- Directed by: Prakash Belawadi
- Screenplay by: Prakash Belawadi
- Story by: Prakash Belawadi
- Produced by: Krishna Chidambara Nagaraj Rao S. J. Krishna Kumar
- Starring: Anant Nag; Suhasini Maniratnam;
- Cinematography: Clay Kelton
- Edited by: Jesu Dominic Shyam Nanjundiah
- Music by: Praveen D. Rao
- Production company: 2Streams Media
- Release date: 21 February 2003;
- Running time: 140 minutes
- Country: India
- Language: English

= Stumble (film) =

Stumble is a 2003 Indian English-language film written and directed by Prakash Belawadi in his debut. It stars Anant Nag and Suhasini Maniratnam in the lead roles. Mukhyamantri Chandru, Ashok Mandanna and Priya Ganapathy feature in supporting roles. Set in Bangalore, the film explores the impact of corruption in the information technology world, the stock market and mutual funds scams and dot-com bubble on ordinary people.

Praveen D. Rao scored music for the film while Clay Kelton served as the cinematographer. The film opened to mixed reviews from critics upon theatrical release. At the 50th National Film Awards, the film was awarded the National Film Award for Best Feature Film in English.

== Reception ==
Critics mostly gave mixed reviews to the film. Pradeep Sebastian of Deccan Herald opined that despite the film playing "like a cross between a television serial drama and a somber Kannada art film, it isn't pointlessly wacky or irritatingly smart-alecky like most Indian English films". However, he complained that the film picks up pace only towards the end and that "for most of its running time it lacks drama, it lacks tension. It fails to grip." He concluded praising the film for its "evocative cinematography, deft characterization and convincing ensemble acting." The reviewer for Hindustan Times, Manjulaa S. Negi opined that the film was a "forthright tale about naive individuals who still believe. They are the idealists whose dreams are shattered rather rudely and there is no recourse really, but to try and get back to their earlier lives with a bit more understanding and a lot more wiseness." She felt that despite the subject's shortcomings, "it holds", while adding that the direction and sound departments needed improvement. She concluded writing that the film's content was "powerful enough" for one-time watch at least.

Deepa Gumaste of Rediff.com commended the film for its "realistic depiction of educated urban youth and their aspirations" and the performances of the leading actors including Anant Nag, Suhasini Maniratnam, M. D. Pallavi and Balaji Manohar.

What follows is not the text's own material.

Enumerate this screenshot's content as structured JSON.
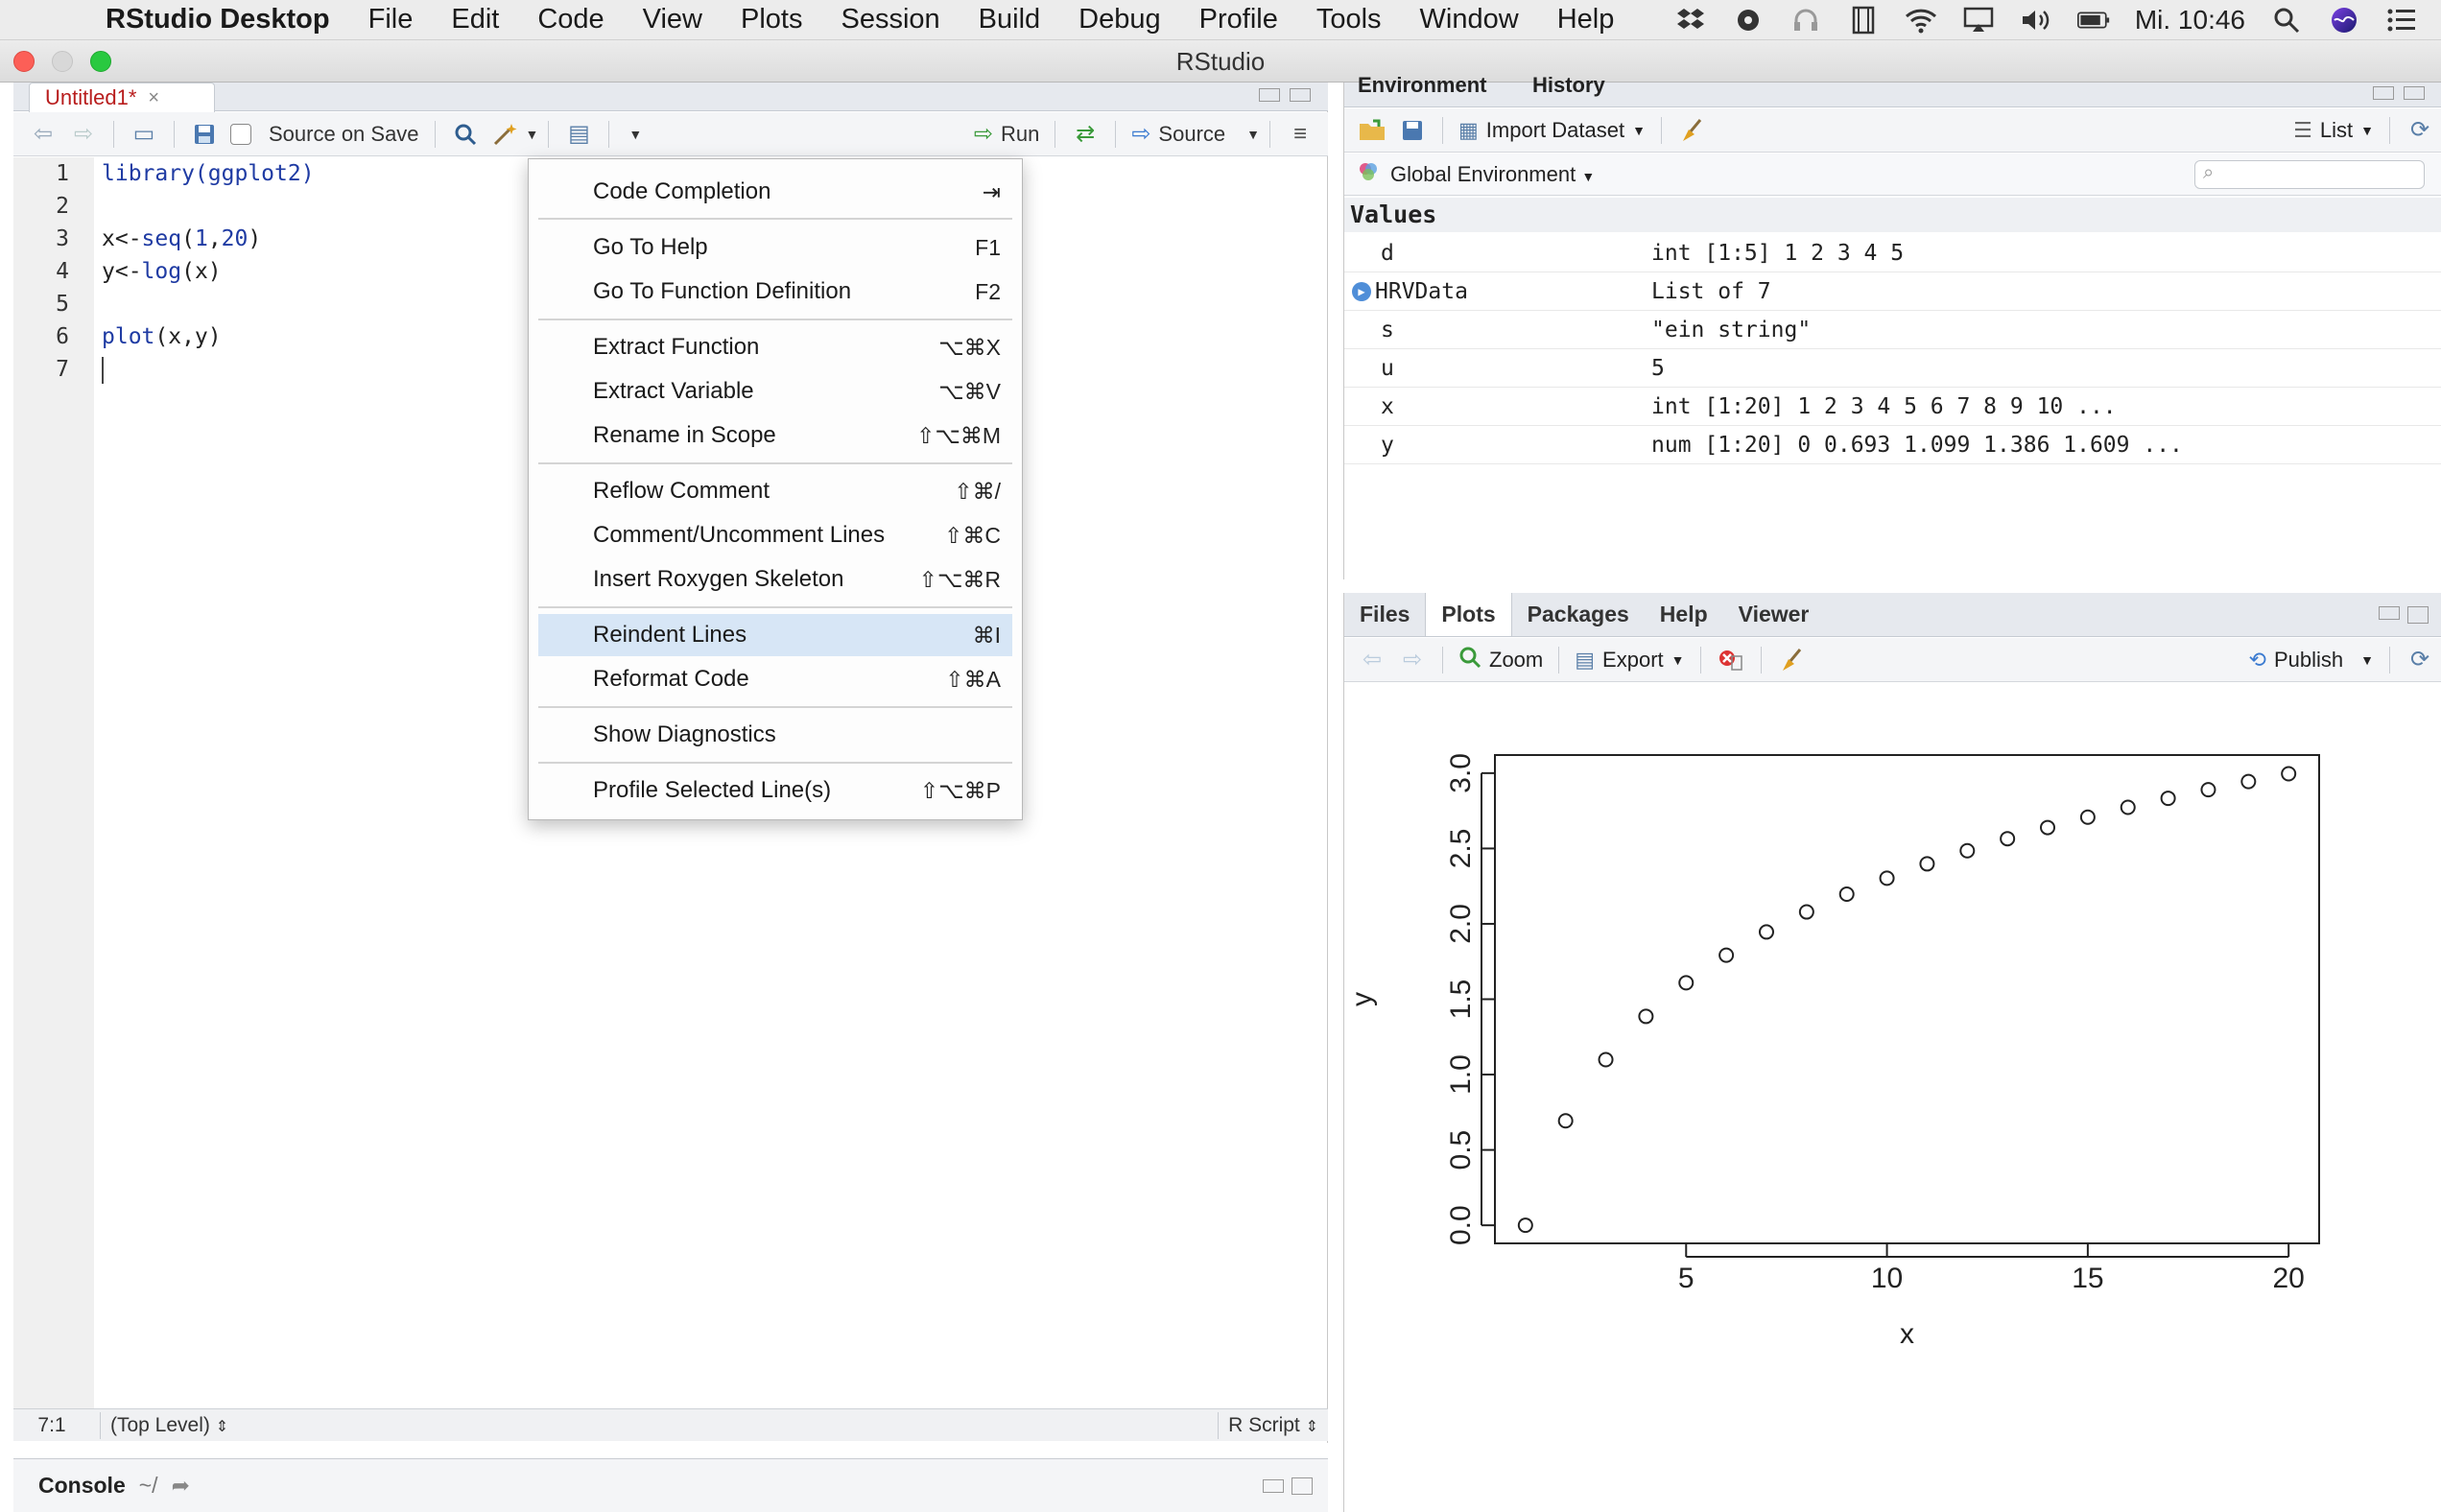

However, she blamed the director for being "over simplistic and loses his way with some characters". She added that the storytelling required to be more "restrained". The reviewer for Viggy.com called it "a brilliant 'made in Bangalore' English film for Bangaloreans, by Bangaloreans and of Bangaloreans." They echoed Gumaste's view on the performances of the leading characters. The reviewer added, "Music by Praveen D. Rao is real good. Catchy dialogs of Prakash are very effective."